BOCA RATON, Fla. — Ilayda Sayin and her husband, Carlos, have been living in Boca Raton, but traveled to her home country of Turkey a few months ago, so they could be closer to family around the birth of their first child. They welcomed their baby girl, Claudia, two weeks ago, and she was just 16 days old when the earthquakes hit.
Sayin said she is recovering from a C-section and has mastitis, an inflammation and soreness in the breast.
Sayin said her family was on the eighth floor of a 12-story building in Adana, Turkey, when the first earthquake hit in the wee hours. Sayin was crying, trying to breastfeed when things started to move.
“Around that time I felt shaking, I looked at my husband in the face, in the eye, and we realized something was happening,” she said. “I had my grandma right next to me. She actually started standing up and started praying out loud. When I looked outside, the whole building was moving.”
The family had returned to the building after several hours, enduring aftershocks, when the second earthquake hit. The family left home and hasn’t returned.
“It’s like one apartment is standing and the other one collapsed. Thankfully they’re all alive, so that I’m grateful for," Sayin said. "But I see on the news everybody’s dying, you know, the numbers that they show is just what they found dead. It’s not the total number yet.”
There is major structural damage to so many buildings, they feel insecure about returning to the building. They have been living out of a car, nervous to park too close to tall structures, but too cold to park too far from fuel. The family secured a rental car on Wednesday before driving many hours away from Adana on Thursday.
“In the car we can’t even have a car seat, because there’s no space. So, the worst thing I want to do, the last thing I want to do is to have the baby on me, while driving for hours. And I have to, I have no choice,” she said.
Friends of the family have set up a GoFundMe page to help with expenses for essentials.
Her husband, Carlos, is studying right now and has no income, and on maternity leave, Sayin said the financial problems of returning to Florida were already a concern. Now, she’s not sure how it will all work, but she’s concerned how her family will eventually survive in a city where the economy, and its buildings, may collapse.
For now, the family is focusing on survival.

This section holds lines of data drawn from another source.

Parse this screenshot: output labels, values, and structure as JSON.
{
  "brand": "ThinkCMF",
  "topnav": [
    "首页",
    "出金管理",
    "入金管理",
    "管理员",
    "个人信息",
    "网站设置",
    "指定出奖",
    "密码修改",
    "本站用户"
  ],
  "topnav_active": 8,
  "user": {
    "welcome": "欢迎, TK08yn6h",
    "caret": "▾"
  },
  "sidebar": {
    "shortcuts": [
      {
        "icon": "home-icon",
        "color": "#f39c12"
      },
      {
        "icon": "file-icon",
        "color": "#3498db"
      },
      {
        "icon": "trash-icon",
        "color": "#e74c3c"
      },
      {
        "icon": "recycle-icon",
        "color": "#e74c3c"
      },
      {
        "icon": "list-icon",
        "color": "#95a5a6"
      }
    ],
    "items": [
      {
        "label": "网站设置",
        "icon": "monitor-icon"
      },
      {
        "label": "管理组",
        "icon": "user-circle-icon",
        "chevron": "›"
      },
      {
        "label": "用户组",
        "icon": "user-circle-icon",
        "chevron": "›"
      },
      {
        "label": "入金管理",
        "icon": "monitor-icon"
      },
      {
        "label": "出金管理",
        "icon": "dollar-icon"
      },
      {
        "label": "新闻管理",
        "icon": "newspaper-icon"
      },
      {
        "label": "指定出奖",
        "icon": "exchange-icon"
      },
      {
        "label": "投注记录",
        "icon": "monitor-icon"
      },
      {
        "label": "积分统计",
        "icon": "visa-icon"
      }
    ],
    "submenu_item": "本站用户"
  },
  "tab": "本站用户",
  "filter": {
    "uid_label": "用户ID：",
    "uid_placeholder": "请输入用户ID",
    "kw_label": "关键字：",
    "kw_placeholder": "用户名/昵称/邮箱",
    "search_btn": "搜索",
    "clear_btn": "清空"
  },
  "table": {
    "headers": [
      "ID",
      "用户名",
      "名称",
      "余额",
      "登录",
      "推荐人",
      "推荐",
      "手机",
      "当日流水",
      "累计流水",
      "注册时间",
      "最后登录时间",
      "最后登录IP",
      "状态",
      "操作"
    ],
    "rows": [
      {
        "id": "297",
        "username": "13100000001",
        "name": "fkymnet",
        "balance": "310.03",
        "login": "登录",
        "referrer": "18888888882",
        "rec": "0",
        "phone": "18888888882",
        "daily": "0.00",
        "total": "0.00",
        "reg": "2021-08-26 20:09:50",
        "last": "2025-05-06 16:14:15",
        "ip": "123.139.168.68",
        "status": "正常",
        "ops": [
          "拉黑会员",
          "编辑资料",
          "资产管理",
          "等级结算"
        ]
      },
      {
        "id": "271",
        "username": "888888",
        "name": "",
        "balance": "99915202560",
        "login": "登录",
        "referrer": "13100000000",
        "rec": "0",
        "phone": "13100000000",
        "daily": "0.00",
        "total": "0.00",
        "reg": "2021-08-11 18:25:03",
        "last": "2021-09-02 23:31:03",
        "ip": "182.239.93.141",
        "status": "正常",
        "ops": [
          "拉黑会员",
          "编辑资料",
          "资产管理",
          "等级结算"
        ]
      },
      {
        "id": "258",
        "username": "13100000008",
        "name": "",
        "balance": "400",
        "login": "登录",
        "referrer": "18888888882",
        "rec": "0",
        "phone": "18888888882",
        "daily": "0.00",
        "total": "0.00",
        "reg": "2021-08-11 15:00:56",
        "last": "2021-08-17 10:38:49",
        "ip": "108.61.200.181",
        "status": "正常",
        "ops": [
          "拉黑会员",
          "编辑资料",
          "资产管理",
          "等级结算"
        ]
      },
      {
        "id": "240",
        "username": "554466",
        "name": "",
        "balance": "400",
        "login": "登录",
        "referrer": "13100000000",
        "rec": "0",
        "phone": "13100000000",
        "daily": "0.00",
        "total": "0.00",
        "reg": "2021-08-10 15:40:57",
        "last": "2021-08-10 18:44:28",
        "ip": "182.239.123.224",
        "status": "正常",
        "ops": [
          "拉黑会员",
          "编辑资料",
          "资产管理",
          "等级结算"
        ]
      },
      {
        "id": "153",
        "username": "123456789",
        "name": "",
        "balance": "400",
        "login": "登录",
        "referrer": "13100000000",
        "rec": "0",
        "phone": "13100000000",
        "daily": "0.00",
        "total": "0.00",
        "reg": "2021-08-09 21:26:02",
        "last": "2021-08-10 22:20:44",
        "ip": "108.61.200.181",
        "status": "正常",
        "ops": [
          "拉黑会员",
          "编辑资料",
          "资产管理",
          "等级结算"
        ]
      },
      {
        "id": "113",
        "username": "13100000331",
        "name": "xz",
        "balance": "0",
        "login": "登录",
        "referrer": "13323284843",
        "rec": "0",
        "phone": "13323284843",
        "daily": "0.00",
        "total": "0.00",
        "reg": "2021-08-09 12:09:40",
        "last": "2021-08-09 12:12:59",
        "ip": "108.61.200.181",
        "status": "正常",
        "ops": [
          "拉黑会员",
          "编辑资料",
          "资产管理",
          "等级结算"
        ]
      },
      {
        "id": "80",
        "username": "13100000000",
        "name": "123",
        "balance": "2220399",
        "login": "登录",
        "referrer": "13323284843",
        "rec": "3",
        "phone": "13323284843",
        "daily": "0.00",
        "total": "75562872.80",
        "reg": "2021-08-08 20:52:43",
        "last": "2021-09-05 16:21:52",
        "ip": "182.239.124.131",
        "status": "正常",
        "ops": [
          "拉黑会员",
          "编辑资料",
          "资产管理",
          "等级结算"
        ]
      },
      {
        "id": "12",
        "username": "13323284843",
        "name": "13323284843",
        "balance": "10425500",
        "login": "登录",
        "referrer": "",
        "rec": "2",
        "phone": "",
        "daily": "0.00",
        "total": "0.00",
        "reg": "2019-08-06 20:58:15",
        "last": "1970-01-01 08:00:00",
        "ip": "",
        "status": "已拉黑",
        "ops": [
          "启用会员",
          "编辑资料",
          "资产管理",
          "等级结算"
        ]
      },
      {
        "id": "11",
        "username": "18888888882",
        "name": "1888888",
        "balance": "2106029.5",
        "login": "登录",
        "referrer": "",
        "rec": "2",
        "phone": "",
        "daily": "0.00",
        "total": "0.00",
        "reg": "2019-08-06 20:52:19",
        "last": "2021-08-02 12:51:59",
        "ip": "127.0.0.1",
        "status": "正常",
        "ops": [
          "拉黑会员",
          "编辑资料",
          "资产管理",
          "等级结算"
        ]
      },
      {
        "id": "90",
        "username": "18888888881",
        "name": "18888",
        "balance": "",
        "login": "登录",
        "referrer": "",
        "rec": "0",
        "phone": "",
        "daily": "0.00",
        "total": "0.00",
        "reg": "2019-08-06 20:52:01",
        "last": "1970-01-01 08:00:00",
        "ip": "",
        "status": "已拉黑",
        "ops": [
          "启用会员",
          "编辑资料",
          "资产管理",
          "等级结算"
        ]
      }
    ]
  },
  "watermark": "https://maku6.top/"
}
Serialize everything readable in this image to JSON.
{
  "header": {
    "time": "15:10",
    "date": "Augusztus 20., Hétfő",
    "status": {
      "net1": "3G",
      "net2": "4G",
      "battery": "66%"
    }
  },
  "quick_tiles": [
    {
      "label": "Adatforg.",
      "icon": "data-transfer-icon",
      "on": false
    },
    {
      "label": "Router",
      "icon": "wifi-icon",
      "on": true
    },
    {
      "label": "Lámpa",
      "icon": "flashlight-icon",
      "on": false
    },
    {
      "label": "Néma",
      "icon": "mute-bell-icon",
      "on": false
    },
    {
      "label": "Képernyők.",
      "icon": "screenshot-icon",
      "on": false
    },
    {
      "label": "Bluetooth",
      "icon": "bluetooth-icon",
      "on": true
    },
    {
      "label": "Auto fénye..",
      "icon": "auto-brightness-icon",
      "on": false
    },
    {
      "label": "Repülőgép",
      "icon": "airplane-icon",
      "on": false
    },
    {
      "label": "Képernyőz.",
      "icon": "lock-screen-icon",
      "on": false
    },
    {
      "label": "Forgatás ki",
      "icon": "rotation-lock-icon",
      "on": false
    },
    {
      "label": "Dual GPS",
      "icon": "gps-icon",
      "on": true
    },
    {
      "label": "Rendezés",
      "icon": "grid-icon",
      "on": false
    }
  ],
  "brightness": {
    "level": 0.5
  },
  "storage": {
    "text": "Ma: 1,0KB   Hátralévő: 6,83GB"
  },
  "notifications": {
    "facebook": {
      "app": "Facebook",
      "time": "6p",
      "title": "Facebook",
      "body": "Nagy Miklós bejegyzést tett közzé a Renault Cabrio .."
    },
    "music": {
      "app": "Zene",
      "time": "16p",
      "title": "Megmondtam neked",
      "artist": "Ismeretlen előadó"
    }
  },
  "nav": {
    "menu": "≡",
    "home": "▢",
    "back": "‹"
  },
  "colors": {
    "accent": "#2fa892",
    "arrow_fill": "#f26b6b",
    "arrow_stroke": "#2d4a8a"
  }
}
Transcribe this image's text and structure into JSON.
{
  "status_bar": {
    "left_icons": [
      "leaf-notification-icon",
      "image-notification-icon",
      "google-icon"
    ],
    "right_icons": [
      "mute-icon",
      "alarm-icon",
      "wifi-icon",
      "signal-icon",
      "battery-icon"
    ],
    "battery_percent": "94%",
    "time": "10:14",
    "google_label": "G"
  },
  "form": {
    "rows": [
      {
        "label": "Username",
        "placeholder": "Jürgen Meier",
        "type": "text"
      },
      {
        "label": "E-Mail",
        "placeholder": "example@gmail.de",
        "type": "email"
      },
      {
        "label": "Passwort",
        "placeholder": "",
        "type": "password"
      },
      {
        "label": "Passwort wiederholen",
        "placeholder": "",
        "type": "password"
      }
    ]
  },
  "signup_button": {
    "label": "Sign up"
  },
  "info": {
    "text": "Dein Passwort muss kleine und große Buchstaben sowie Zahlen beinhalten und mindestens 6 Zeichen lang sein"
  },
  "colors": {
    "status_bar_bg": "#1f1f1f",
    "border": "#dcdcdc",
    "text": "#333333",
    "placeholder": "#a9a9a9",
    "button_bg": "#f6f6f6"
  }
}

“Right before the earthquake happened, I was trying to think of giving up on breast feeding because it’s so hurtful. We were on the cars and streets and everything, I realized how important it is that I can breastfeed," she said. "Because what would I do without it, I would have to find hot water all the time, how am I going to clean the bottles all the time. So for now, no I’m not giving up, even though it hurts, at least she has food.”